Le mythe tenace de la testostérone, “essence de la masculinité”
La testostérone, souvent présentée comme le marqueur biologique indépassable de la masculinité, cristallise un mythe persistant qui traverse les discours scientifiques, médiatiques et sociaux. Pourtant, comme le démontre une enquête du magazine Nautilus, cette hormone ne détermine ni l’agressivité ni le goût du risque, et son association exclusive aux hommes relève davantage d’un récit culturel que d’une réalité physiologique. En quoi ce décalage entre croyances populaires et données scientifiques révèle-t-il une construction sociale des identités, et quels enjeux politiques et sociaux sous-tendent cette persistance ?

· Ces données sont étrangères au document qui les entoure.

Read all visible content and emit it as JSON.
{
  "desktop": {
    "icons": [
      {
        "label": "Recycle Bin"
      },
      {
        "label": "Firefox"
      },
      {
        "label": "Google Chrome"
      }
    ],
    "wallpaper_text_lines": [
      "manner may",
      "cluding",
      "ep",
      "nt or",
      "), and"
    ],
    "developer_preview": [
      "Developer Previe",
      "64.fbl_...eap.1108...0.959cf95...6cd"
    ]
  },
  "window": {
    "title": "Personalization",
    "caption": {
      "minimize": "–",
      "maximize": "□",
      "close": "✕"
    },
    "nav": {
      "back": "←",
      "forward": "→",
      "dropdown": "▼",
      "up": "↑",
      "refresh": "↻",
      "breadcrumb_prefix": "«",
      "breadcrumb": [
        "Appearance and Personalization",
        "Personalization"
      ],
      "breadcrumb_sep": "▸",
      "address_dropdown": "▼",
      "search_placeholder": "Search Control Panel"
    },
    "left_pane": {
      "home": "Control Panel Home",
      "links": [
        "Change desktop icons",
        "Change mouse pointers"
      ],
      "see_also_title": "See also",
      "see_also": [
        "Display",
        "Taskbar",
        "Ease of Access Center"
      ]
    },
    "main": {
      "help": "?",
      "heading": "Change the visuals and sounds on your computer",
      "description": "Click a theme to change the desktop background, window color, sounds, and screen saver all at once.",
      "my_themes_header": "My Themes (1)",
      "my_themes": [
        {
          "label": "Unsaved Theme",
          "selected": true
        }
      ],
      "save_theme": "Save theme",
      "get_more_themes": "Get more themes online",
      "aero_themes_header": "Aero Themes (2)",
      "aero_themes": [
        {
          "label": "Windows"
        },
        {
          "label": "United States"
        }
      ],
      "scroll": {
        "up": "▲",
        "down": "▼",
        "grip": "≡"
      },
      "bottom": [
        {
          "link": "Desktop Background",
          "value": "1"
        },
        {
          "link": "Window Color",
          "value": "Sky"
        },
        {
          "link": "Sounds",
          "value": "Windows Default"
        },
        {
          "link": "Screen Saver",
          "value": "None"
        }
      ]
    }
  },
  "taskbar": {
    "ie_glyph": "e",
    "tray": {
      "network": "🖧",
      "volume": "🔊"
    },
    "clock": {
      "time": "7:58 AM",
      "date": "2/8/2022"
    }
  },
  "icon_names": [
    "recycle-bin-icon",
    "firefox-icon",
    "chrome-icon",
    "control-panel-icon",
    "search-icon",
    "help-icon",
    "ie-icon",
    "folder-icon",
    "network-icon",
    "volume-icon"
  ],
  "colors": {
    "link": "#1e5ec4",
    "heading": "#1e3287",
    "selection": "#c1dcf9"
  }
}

Pourquoi la testostérone est-elle si souvent associée à une masculinité stéréotypée, alors que les études scientifiques contredisent cette idée ?
L’article souligne que cette confusion repose sur une essentialisation des rôles de genre, où une hormone est réduite à un déterminant comportemental. Les recherches citées dans Nautilus montrent que la testostérone, présente chez tous les humains, n’a pas de lien causal avec des traits comme l’agressivité ou la prise de risque. Pourtant, cette croyance persiste en raison de sa fonction symbolique : elle sert de justification biologique à des normes sociales qui naturalisent les inégalités entre les sexes, notamment dans des contextes où la domination masculine est valorisée, comme le sport ou les carrières militaires.
Quels exemples concrets illustrent l’absence de corrélation entre testostérone et comportements à risque, malgré les stéréotypes ?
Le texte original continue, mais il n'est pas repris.